# Magic's new barn! (vid) and one other :)



## Magic (Jan 4, 2008)

heres a new vid, of Magic at his new barn  http://www.youtube.com/watch?v=lc06Pgy3fhg

and heres one of him in the arena at his old barn: http://www.youtube.com/watch?v=Kx71uW0t5kw


----------



## americancowgurl31391 (Jul 9, 2007)

wow hge is gorgeous!! Every video of him i watch i fall for him more and more. I went to watch these two videos and i ended up watching all of your videos on youtube. Hes a sweetheart. Look when you even just let him free he wants to jump and run. Remember the videos of when you first got him...didnt exactly like to jump, but now OMG!! You guys really do have a great bond. Never give up on Magic!!


----------



## Magic (Jan 4, 2008)

^ Thank you! I won't  


I know, he LOVES to jump! even though its bad for him


----------



## Rachluvshorses4eva (Apr 11, 2007)

Aww. Cute he looks real happy!
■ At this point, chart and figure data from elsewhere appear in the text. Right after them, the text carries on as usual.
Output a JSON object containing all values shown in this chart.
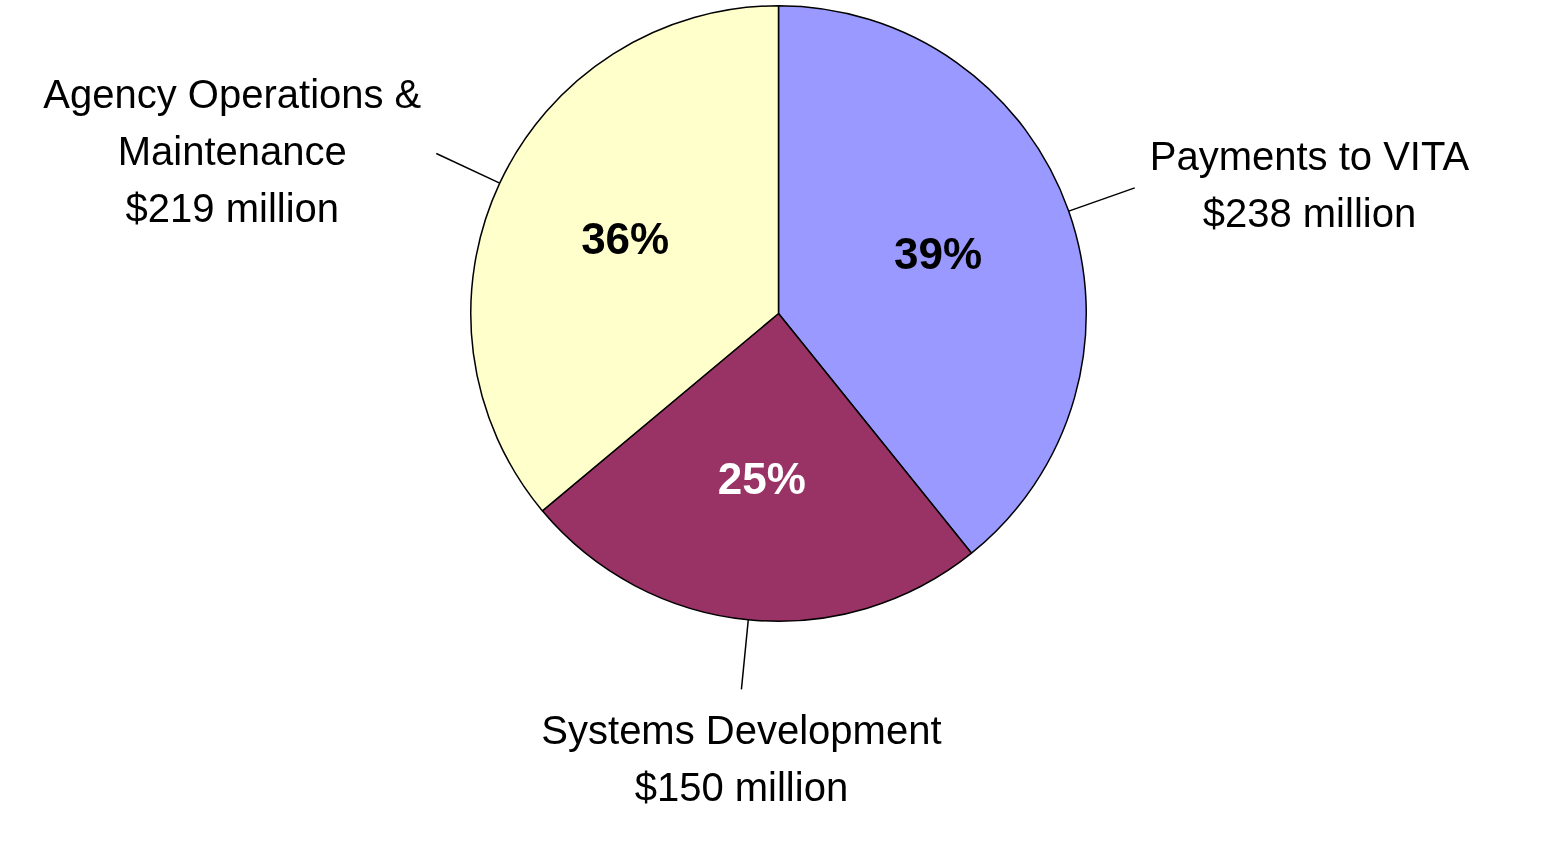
{
  "chart_data": {
    "type": "pie",
    "categories": [
      "Payments to VITA",
      "Systems Development",
      "Agency Operations & Maintenance"
    ],
    "values": [
      238,
      150,
      219
    ],
    "colors": [
      "#9999ff",
      "#993366",
      "#ffffcc"
    ],
    "value_labels": [
      "$238 million",
      "$150 million",
      "$219 million"
    ],
    "annotations": [
      "39%",
      "25%",
      "36%"
    ],
    "legend": false
  }
}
Good work!


----------



## PoptartShop (Jul 25, 2010)

Awww, veryyy cute.


----------



## diamonr4ever (Jan 29, 2008)

magic is so cute.lol


----------



## chasin the dream (Jun 2, 2008)

awww. hes really cute.i love his color too.is he a qh?he looked so cute running arond in the arena.that was a cool vid


----------



## Magic (Jan 4, 2008)

^ yeah hes a QH  

thanks guys!!!


----------



## my2geldings (Feb 18, 2008)

Loved the first video! I love the song but can't remember the name of it. I know it's by George Michael but...what was the song?

thanks for sharing!


----------



## Magic (Jan 4, 2008)

My2Geldings said:


> Loved the first video! I love the song but can't remember the name of it. I know it's by George Michael but...what was the song?
> 
> thanks for sharing!


thanks! yeah its called Freedom  you were right about the artist!


----------



## xxandrea16xx (Jun 8, 2008)

Magic is gorgeous.
I love watching your YouTube videos, I even subscribed to you.


----------



## Magic (Jan 4, 2008)

Thanks! =)


----------